Tech Kids Unlimited Garners Google Rise Award for Promoting Computer Science and Technology to Youth with Learning Differences

NYU Tandon-Based Program Teaches Kids With Special Needs to Be Creators, Not Consumers, of Tomorrow’s Technology

NYU Graduate Sam (left), teaching teen students Anthony, Malcolm, Joe, and Jonas how to fix a broken iPhone. They are part of Tech Kids Unlimited, a not-for-profit technology-based educational organization for kids 7 to 19 with special needs.

Google has granted Tech Kids Unlimited (TKU) a RISE Award to support the nonprofit’s efforts to empower teens with special needs to learn about, create, develop, and share the tools of technology.

TKU was founded by Beth Rosenberg, an adjunct faculty member in NYU Tandon School of Engineering’s Integrated Digital Media Program, and her son, Jack, to teach 21st-century tech skills to young people with autism spectrum disorder, learning and emotional disabilities, processing problems, and other such issues.

“Many youth with ASD intuitively understand technology; computer code is predictable, rote, and follows a set of finite rules, which make them comfortable,” Rosenberg explained. “Additionally, many of these students are not given the opportunity to further their interest in computer science during the school week because they are inundated with occupational therapy, physical therapy, tutoring, social work appointments, and other needed services.”

The RISE Award will fund TKU’s newest initiative, the T3 (“Tech.Teen.Team.”) Digital Agency, which will provide a channel for teens with autism spectrum disorder (ASD) to undertake commissioned projects such as websites and apps for real clients.

Rosenberg said, “As members of T3, the teens will learn computational thinking, expand their creativity, and obtain meaningful work experience that could lead to internships and, eventually, jobs.”

That goal is particularly important in light of the fact that in the United States, 500,000 teens with ASD will reach adulthood over the next decade, and 90 percent of adults with autism are unemployed or underemployed.

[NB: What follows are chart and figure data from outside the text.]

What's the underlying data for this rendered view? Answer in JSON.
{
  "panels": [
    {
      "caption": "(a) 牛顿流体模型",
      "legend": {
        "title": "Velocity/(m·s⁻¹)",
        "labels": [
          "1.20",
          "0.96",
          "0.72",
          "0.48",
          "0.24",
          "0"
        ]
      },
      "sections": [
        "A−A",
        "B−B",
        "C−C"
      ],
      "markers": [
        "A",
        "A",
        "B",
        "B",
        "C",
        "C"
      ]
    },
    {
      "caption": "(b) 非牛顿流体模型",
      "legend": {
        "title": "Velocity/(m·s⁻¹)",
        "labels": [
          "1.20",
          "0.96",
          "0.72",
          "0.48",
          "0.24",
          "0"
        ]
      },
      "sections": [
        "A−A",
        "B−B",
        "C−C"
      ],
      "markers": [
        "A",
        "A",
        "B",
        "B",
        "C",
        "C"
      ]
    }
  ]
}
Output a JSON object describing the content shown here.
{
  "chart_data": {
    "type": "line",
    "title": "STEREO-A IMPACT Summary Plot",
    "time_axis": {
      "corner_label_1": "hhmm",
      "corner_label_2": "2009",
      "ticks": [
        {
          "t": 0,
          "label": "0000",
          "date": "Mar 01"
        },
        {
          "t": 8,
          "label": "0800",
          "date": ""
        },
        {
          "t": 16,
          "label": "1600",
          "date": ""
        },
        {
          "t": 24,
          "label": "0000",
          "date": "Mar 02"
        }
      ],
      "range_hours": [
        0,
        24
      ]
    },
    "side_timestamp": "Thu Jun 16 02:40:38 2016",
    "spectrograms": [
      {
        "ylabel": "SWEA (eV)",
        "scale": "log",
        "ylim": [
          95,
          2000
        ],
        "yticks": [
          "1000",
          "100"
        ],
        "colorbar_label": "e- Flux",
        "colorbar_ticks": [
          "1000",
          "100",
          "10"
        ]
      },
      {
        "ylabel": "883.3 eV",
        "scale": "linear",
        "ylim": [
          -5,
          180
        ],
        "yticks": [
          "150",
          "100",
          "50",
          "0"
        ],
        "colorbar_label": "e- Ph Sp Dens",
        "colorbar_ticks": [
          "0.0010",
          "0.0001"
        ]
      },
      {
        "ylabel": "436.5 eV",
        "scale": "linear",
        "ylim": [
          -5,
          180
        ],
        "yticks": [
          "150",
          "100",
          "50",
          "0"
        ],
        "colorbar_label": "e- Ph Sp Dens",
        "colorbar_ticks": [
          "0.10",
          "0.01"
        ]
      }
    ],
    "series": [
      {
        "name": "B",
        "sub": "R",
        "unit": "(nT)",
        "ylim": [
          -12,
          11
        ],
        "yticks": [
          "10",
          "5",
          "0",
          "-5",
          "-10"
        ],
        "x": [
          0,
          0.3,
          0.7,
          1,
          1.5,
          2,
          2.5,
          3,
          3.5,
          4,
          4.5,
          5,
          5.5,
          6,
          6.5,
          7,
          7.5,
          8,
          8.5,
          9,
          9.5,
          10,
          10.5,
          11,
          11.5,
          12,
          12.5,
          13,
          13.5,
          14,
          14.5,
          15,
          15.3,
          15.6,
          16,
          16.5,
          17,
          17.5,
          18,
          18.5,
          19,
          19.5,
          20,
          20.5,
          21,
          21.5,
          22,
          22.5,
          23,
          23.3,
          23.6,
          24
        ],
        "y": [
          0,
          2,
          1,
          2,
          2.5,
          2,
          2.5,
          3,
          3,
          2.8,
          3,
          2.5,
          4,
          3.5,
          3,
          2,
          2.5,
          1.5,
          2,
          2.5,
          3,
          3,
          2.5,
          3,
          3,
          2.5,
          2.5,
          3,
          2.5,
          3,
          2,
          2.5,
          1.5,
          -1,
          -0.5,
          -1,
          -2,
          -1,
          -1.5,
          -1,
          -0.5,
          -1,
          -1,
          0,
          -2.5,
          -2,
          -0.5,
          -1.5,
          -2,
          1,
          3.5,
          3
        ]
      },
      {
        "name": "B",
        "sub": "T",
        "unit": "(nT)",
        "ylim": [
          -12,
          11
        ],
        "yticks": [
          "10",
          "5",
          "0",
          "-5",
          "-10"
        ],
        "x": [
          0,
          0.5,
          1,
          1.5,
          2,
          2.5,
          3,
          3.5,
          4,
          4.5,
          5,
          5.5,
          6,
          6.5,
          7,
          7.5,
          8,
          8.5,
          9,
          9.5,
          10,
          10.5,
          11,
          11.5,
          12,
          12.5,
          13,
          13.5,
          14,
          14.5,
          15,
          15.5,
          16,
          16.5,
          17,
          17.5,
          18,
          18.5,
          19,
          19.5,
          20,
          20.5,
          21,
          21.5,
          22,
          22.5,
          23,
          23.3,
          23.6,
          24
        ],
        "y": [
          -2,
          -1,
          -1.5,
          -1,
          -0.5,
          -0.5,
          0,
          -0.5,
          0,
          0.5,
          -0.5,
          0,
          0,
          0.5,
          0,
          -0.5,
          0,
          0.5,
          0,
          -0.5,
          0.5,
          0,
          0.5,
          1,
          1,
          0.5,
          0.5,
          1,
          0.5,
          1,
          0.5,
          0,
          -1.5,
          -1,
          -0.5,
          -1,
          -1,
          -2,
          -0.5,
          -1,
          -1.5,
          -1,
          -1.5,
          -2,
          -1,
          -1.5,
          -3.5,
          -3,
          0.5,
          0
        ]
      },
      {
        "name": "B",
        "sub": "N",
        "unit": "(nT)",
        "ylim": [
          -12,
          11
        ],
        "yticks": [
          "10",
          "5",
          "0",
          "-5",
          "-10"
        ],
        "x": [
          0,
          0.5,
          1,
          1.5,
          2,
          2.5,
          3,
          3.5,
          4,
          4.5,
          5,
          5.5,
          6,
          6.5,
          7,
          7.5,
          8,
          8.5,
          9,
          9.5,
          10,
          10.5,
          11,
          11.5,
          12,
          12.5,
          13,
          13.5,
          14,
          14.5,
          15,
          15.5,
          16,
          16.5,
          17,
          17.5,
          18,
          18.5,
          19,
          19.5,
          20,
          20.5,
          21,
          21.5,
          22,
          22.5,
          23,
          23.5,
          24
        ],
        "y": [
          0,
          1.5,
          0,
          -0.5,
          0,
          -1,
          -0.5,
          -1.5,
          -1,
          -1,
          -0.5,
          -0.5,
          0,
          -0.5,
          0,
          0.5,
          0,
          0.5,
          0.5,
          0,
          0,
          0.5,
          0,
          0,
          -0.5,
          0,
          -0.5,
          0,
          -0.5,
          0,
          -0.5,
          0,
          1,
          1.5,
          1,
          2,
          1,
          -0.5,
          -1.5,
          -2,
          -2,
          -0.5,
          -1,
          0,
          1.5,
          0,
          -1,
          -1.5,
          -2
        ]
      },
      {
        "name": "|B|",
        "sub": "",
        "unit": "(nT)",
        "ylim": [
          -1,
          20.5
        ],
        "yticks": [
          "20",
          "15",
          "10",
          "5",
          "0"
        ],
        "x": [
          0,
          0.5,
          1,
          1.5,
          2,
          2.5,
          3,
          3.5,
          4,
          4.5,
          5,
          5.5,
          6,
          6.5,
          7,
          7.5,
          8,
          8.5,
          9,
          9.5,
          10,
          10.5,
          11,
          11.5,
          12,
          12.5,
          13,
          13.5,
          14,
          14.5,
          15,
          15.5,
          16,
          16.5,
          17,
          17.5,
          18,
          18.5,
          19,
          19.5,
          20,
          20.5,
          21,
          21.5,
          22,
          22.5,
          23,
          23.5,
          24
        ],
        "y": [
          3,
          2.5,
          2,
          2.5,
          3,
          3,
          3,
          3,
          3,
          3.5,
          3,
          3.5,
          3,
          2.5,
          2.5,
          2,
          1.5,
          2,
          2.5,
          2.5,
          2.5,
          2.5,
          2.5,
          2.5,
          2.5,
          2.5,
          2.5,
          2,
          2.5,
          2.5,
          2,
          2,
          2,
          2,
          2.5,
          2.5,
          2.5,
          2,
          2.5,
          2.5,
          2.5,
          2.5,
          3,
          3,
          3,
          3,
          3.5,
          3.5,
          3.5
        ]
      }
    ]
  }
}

TKU, which is based at the Tandon School of Engineering and includes faculty and students of the Tisch School of the Arts and the Steinhardt School of Culture, Education, and Human Development, is part of NYU’s Ability Project, which fosters collaboration between individuals with disabilities, engineers, designers, educators, and speech and occupational therapists, with the goal of developing adaptive and assistive technologies.

"We at Tandon are tremendously proud of our partnership with Tech Kids Unlimited,” Dean Katepalli Sreenivasan said. “Beth Rosenberg's program is a vital component of our culture of inclusion and public service at Tandon, and our students gain tremendous experience from interacting with her students. TKU is a life-changing program for kids who learn differently, and we share in celebrating their success."

Note: Images available at http://dam.poly.edu/?c=1875&k=823dbb597b


About the NYU Tandon School of Engineering
The NYU Tandon School of Engineering dates to 1854, when the New York University School of Civil Engineering and Architecture as well as the Brooklyn Collegiate and Polytechnic Institute (widely known as Brooklyn Poly) were founded. Their successor institutions merged in January 2014 to create a comprehensive school of education and research in engineering and applied sciences, rooted in a tradition of invention, and entrepreneurship and dedicated to furthering technology in service to society. In addition to its main location in Brooklyn, NYU Tandon collaborates with other schools within the country’s largest private research university and is closely connected to engineering programs in NYU Abu Dhabi and NYU Shanghai. It operates business incubators in downtown Manhattan and Brooklyn and an award-winning online graduate program.